Which experience from Agritechnica do you remember best?
“11. November 1989. The wall came down. Some years before, a lot of people from Germany had started to travel and look at agriculture. Many of the East German machine factories had some good gear, but they could not supply the market. It was severely undersupplied. Both on the West German side and from western Poland, there were many family ties into the former East Germany. All the emotions that were in it, and then we stand there, and suddenly it's over. It was like an explosion. “
Why are you going to Agritechnica this year?
“I started a new business up last year. The trade fair is the strongest springboard for establishing new and nurturing existing contacts. My experience is that it is an outstanding place to be. There is a very large German machine production, and the trade fair is thus also a big window for German industry, and then it is really intelligent that they also use it to meet up with a lot of contacts.”
How do you prepare?
“You don’t just meet people down there. It's huge, so it also requires that you do a lot beforehand. Thirty years ago, social media did not exist, and letters were sent around trying to make people aware of one's existence. Today, social media plays a big role in the preparation for the fair, and in addition, all the practicalities just have to perform. You should not stand there and lack anything on the stand, food or in the wardrobe.”
How much does the fair mean to you as a company?
“All sails are set. It's like graduation. That is the outward-looking part of our work. I basically produce nothing but knowledge within my company. But I have many companies behind me and I help them to the market. Before Agritechnica, it is important to agree with them how much they can deliver and have an understanding of their price structures, etc. '
What is important when being on the stand?

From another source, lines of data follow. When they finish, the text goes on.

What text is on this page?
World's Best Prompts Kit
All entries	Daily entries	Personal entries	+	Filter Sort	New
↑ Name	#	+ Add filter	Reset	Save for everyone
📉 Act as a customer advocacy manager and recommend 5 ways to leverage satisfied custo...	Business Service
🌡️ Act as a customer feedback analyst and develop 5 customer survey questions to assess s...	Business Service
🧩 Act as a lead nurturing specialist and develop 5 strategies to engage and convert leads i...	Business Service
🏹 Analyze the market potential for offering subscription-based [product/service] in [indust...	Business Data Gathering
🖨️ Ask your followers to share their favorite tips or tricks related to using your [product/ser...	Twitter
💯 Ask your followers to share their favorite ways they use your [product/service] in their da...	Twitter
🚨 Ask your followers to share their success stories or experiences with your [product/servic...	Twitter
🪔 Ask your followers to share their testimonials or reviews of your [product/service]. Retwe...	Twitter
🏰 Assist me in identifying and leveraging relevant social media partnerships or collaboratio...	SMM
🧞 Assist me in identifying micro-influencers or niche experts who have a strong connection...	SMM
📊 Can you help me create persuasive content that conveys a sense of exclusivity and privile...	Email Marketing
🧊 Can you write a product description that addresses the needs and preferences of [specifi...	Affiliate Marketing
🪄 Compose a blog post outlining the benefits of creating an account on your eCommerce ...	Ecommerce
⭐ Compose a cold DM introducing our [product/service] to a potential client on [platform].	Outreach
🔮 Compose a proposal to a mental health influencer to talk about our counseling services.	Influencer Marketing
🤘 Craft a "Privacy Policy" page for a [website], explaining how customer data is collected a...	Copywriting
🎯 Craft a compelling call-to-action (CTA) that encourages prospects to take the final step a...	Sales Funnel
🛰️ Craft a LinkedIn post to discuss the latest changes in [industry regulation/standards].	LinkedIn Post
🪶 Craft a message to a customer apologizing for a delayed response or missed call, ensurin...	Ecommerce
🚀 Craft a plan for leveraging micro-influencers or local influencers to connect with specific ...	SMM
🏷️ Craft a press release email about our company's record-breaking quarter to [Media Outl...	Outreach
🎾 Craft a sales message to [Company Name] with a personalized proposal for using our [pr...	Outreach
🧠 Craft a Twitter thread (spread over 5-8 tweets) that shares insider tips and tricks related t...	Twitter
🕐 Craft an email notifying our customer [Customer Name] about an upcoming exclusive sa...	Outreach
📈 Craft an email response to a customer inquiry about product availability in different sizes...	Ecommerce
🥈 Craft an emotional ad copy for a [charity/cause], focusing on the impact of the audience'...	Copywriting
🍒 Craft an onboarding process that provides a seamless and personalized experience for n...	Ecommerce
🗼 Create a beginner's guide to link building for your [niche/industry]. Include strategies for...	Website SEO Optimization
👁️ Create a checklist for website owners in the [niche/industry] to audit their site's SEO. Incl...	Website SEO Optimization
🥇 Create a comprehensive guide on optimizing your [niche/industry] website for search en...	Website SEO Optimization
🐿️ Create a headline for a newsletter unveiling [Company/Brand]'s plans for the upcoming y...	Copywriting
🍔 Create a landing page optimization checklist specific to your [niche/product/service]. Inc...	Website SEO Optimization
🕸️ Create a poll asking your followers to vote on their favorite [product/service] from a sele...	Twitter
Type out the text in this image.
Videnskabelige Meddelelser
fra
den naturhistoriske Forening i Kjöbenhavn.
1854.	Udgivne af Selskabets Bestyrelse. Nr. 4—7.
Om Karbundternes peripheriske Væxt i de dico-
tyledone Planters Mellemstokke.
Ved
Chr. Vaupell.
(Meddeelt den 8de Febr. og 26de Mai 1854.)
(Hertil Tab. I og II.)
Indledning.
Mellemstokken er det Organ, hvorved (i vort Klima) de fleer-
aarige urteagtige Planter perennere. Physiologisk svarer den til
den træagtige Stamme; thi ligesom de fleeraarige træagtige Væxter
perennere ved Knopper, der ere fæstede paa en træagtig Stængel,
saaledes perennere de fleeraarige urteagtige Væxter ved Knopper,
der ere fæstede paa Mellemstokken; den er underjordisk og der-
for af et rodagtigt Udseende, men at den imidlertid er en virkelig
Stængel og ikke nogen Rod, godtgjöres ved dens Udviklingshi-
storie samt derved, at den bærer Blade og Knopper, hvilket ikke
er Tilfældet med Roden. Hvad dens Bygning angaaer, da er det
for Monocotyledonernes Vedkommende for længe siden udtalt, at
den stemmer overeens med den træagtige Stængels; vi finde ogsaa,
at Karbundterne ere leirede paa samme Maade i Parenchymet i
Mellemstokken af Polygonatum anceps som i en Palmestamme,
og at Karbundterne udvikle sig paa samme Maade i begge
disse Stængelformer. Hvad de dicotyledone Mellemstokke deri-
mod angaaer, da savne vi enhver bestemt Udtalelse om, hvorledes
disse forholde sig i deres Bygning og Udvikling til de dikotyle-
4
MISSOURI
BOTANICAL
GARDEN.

“You have to be accommodating and have time for people. You have to be very alert. It costs 2,380 Danish Kroners per hour on the 15 sqm for three people. If you look at it from the economic point of view, there is a cost to having something for it. It also means that it helps to register what is going on. Who did you talk to? Have you changed business cards? Has an agreement been made after the fair? You also need to quickly scan whether you are standing with a potential customer, and if not, then be good at politely let the conversation come to an end. That contact may be someone, who you may meet five years later elsewhere. I see many people just sitting waiting. No one comes over to someone who is not on his feet and is well-behaved.”